Streamlining Medicaid enrollment for incarcerated persons
VACo worked with a coalition of partners to submit budget amendments that implement the recommendations of a 2017 study on how the process for determining eligibility and enrolling eligible inmates in Medicaid could be simplified.  The workgroup assembled in 2017 recommended centralizing the processing of inmate Medicaid applications and enrollment and creating a data exchange among the Department of Medical Assistance Services (DMAS), the Compensation Board, the Department of Corrections, and the Department of Juvenile Justice.  These improvements will assist localities by allowing the inpatient hospitalization costs for eligible inmates to be covered by Medicaid without burdening individual local departments of social services with the responsibility for making eligibility determinations.  Item 73 #7h (Ingram)/Item 73 #8h (LaRock)/Item 67 #1s (Dance) provide funding for the Compensation Board’s portion of the costs associated with this project; Item 307 #3h (Ingram)/Item 307 #4h (LaRock)/Item 307 #7s (Dance) provide funding for the DMAS costs; Item 391 #31h (Ingram)/Item 391 #32h (LaRock)/Item 387 #1s (Dance) fund costs for the Department of Corrections; Item 413 #2h (Ingram)/Item 413 #3h (LaRock)/Item 412 #1s (Dance) cover costs at the Department of Juvenile Justice.

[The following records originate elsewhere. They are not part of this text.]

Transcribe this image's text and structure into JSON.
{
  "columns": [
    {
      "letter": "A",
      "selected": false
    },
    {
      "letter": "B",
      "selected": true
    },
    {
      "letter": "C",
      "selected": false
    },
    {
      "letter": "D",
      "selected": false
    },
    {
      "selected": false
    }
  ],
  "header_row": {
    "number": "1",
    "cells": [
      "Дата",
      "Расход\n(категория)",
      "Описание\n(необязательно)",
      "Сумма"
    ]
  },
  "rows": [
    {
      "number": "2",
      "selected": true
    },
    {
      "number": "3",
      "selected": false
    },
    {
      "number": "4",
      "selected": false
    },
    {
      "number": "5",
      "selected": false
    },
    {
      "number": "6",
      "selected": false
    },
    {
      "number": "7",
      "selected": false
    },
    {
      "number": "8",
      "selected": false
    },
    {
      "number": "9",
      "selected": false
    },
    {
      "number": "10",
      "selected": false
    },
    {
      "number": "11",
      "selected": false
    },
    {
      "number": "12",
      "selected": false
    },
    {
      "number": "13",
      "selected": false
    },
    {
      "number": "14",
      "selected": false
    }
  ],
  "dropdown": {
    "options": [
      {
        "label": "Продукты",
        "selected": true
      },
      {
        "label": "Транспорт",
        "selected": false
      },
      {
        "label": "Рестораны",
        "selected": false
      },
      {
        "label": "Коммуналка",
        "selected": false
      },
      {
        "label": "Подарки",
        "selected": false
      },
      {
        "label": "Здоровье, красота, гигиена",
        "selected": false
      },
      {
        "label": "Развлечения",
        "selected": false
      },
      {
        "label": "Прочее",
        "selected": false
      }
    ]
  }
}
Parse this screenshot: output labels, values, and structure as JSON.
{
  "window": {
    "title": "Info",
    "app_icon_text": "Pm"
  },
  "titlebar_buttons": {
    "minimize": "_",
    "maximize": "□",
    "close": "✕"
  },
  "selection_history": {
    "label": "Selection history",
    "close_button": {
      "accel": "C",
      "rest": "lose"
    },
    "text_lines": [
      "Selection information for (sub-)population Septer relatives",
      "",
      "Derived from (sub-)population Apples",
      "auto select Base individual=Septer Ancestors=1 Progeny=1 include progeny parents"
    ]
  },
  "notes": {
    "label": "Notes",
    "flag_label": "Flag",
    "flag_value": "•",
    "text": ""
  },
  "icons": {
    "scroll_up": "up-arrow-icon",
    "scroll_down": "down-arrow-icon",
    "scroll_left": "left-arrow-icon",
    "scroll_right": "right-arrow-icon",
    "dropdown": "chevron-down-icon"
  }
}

E-911 Wireless Fund Distributions
Item 273 #2h (Leftwich)/Item 427 #1s (Cosgrove) provide $3.3 million each year from balances in the E-911 Wireless Fund to hold harmless those localities that would otherwise lose funding in accordance with the funding formula change approved by the 911 Services Board in fall 2017.

Funding for state parks
Item 363 #4h (Kilgore) provides $5 million each year of the biennium to supplement current funding levels for the state parks; a portion of this funding would address the backlog of routine maintenance projects and a portion would fund additional staffing.  The amendment also includes language directing the development of a plan to fully fund all state parks, including operations, maintenance, and staffing.

Solar permitting process
Item 367 #1s (Lewis) requires the Department of Environmental Quality to study the process by which it reviews and approves applications for permit-by-rule for small renewable energy projects, to include the impacts on local resources, such as the costs incurred by local governments to review applications for stormwater and erosion and sediment control permits.  The Department is to provide recommendations on improvements to the process, including potential adjustments to state and local review application fees and time limits within which construction must commence.

Payments for service charges in lieu of taxes for correctional facilities
Item 391 #30h (Kilgore)/Item 391 #13s (Lucas) provide $1.4 million per year for service charges that may be levied by localities pursuant to statute to cover the costs of services (police and fire protection and collection of waste) provided to state correctional facilities.  The amendments eliminate language in the budget that exempts the Department of Corrections from making these payments in accordance with state Code.